A `tof_tbl` or a `tibble`.

sample_col

An unquoted column name indicating which column in `tof_tibble` represents the id of the sample from which each cell was collected. `sample_col` should serve as a unique identifier for each sample collected during data acquisition - all cells with the same value for `sample_col` will be treated as a part of the same observational unit.

cluster_col

An unquoted column name indicating which column in `tof_tibble` stores the cluster ids of the cluster to which each cell belongs. Cluster labels can be produced via any method the user chooses - including manual gating, any of the functions in the `tof_cluster_*` function family, or any other method.

fixed_effect_cols

Unquoted column names representing which columns in `tof_tibble` should be used to model fixed effects during the differential abundance analysis. Generally speaking, fixed effects represent the comparisons of biological interest (often the variables manipulated during experiments), such as treated vs. non-treated, before-treatment vs. after-treatment, or healthy vs. non-healthy.

random_effect_cols

Optional. Unquoted column names representing which columns in `tof_tibble` should be used to model random effects during the differential abundance analysis. Generally speaking, random effects should represent variables that a researcher wants to control/account for, but that are not necessarily of biological interest. Example random effect variables might include batch id, patient id (in a paired design), or patient age.

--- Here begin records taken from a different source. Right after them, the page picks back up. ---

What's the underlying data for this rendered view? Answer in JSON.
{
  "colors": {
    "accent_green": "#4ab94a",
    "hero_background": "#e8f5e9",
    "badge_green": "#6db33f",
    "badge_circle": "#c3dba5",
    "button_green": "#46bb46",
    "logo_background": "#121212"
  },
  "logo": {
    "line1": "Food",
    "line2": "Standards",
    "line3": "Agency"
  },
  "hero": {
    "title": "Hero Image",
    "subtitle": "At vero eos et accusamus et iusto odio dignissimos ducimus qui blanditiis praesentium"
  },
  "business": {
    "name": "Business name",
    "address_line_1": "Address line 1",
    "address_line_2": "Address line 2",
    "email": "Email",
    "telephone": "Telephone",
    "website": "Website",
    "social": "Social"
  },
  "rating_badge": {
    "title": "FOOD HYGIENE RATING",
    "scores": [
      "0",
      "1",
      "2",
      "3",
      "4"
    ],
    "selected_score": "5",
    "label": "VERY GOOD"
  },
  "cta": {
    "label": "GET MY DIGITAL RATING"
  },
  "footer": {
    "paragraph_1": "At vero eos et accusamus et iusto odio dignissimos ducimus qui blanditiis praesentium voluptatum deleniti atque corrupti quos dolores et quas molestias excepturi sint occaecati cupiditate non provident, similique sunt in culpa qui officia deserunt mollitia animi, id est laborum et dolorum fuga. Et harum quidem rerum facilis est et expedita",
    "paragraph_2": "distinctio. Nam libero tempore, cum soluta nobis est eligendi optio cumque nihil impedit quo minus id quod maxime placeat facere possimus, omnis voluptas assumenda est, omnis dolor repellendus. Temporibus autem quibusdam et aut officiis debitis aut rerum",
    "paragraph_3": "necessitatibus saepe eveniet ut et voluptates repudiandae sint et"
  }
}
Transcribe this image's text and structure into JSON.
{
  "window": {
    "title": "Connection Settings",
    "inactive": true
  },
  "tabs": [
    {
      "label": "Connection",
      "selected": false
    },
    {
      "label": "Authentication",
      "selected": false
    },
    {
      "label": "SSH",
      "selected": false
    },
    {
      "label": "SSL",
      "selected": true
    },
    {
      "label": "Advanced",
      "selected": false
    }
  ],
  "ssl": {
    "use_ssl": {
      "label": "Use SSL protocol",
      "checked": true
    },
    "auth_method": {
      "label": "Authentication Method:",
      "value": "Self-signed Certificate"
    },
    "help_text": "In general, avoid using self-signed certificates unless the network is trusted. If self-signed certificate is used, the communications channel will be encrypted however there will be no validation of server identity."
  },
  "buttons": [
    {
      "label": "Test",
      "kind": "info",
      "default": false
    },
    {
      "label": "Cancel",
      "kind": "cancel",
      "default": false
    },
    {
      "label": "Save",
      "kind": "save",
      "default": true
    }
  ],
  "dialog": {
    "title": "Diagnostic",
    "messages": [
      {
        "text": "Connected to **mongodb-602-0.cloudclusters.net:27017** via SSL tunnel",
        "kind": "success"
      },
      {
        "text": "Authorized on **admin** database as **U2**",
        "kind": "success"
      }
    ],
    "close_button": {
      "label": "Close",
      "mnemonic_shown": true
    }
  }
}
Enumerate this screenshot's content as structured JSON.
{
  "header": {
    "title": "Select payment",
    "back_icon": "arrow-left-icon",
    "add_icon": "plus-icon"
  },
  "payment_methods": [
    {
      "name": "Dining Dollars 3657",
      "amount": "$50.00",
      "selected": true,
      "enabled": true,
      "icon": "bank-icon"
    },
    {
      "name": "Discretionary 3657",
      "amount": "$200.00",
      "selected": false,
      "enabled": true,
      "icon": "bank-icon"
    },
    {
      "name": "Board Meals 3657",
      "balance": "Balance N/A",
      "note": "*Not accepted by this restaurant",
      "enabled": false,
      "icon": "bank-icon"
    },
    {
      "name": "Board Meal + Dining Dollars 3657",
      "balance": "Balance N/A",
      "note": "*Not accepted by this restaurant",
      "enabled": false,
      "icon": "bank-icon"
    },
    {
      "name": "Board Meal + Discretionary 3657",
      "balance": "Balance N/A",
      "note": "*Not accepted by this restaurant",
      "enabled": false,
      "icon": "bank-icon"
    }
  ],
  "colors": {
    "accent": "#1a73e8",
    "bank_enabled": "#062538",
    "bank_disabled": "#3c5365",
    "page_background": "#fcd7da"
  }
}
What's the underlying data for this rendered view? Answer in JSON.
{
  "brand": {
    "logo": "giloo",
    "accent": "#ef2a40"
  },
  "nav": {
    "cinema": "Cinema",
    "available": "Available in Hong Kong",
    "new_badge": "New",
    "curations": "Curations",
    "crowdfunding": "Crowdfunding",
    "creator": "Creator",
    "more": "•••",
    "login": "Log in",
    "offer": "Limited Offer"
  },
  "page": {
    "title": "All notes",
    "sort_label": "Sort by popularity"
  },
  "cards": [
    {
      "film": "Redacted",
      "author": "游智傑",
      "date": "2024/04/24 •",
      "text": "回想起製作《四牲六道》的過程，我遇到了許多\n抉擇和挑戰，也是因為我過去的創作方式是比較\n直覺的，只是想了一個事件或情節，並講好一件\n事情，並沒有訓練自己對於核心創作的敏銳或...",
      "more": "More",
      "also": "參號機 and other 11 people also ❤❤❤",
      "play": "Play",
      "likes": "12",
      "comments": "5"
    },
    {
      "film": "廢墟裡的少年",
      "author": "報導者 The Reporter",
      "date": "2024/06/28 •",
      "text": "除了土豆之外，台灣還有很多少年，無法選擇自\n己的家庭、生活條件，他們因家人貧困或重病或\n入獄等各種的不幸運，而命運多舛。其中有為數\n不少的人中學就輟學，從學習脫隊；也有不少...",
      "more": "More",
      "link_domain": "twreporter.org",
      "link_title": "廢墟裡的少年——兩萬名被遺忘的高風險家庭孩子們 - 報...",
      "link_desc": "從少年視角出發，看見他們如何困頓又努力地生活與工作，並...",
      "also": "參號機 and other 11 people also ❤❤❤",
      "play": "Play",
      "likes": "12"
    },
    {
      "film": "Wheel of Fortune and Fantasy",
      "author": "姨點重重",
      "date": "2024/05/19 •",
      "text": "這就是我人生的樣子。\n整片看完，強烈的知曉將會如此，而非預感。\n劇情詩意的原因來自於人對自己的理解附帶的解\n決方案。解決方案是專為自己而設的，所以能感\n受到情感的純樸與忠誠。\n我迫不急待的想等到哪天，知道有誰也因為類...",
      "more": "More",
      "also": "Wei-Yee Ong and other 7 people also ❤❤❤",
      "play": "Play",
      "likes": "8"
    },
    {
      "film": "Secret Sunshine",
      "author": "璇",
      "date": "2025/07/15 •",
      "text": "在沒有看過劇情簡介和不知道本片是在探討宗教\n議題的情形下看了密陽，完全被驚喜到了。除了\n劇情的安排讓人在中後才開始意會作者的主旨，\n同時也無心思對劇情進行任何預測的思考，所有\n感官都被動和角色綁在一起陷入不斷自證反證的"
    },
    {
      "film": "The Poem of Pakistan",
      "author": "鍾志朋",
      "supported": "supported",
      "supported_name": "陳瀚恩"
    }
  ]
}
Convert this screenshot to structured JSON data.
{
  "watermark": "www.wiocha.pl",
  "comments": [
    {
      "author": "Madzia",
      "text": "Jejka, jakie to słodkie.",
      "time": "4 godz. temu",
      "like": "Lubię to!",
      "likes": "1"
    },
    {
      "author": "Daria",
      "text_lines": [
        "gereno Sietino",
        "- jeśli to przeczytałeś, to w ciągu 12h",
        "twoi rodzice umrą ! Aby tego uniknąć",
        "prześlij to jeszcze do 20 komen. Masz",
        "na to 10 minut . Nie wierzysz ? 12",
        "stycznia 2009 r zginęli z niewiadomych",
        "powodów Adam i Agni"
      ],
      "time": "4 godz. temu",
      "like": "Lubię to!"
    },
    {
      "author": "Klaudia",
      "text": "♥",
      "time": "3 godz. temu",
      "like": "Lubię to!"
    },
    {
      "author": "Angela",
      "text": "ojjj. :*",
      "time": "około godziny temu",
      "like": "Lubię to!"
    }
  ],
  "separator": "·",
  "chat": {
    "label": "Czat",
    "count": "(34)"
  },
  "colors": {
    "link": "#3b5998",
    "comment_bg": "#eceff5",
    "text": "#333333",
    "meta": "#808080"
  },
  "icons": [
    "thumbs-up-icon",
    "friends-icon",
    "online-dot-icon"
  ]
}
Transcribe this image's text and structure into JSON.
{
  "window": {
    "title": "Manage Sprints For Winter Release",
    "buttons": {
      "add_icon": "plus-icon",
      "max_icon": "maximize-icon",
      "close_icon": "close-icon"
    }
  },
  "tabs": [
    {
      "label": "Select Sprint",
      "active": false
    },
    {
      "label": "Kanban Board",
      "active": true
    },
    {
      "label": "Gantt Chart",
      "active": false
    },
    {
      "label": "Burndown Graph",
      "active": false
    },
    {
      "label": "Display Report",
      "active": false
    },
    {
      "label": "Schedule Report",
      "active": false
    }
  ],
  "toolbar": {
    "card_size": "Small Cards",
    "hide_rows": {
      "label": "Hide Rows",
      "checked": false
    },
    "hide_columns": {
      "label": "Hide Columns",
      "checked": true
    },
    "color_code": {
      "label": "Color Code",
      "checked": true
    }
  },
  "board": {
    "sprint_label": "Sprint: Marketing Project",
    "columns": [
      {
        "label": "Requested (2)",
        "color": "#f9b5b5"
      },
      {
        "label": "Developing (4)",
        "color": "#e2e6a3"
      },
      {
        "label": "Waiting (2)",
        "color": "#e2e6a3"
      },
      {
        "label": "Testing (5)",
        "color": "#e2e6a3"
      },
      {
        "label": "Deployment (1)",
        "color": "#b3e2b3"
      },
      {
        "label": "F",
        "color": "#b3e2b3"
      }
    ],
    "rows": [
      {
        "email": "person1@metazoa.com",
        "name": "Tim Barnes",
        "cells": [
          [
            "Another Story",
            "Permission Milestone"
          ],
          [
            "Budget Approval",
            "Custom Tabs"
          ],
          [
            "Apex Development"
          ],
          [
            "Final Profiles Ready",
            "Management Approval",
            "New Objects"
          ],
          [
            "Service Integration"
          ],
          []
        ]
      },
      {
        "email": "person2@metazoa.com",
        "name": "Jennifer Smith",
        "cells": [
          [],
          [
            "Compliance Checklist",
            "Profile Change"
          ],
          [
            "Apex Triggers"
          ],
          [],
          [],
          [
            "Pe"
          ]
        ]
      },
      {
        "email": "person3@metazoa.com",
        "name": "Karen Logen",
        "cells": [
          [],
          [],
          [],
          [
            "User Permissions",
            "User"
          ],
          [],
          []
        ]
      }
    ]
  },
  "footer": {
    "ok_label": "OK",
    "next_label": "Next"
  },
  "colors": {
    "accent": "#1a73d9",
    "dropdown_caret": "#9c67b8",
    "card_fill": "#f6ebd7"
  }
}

Note that without multiple samples at each level of each of the random effect variables, it can be easy to overfit mixed models. For most high-dimensional cytometry experiments, 2 or fewer (and often 0) random effect variables are appropriate.

diffcyt_method

A string indicating which diffcyt method should be used for the differential abundance analysis. Valid methods include "glmm" (the default), "edgeR", and "voom".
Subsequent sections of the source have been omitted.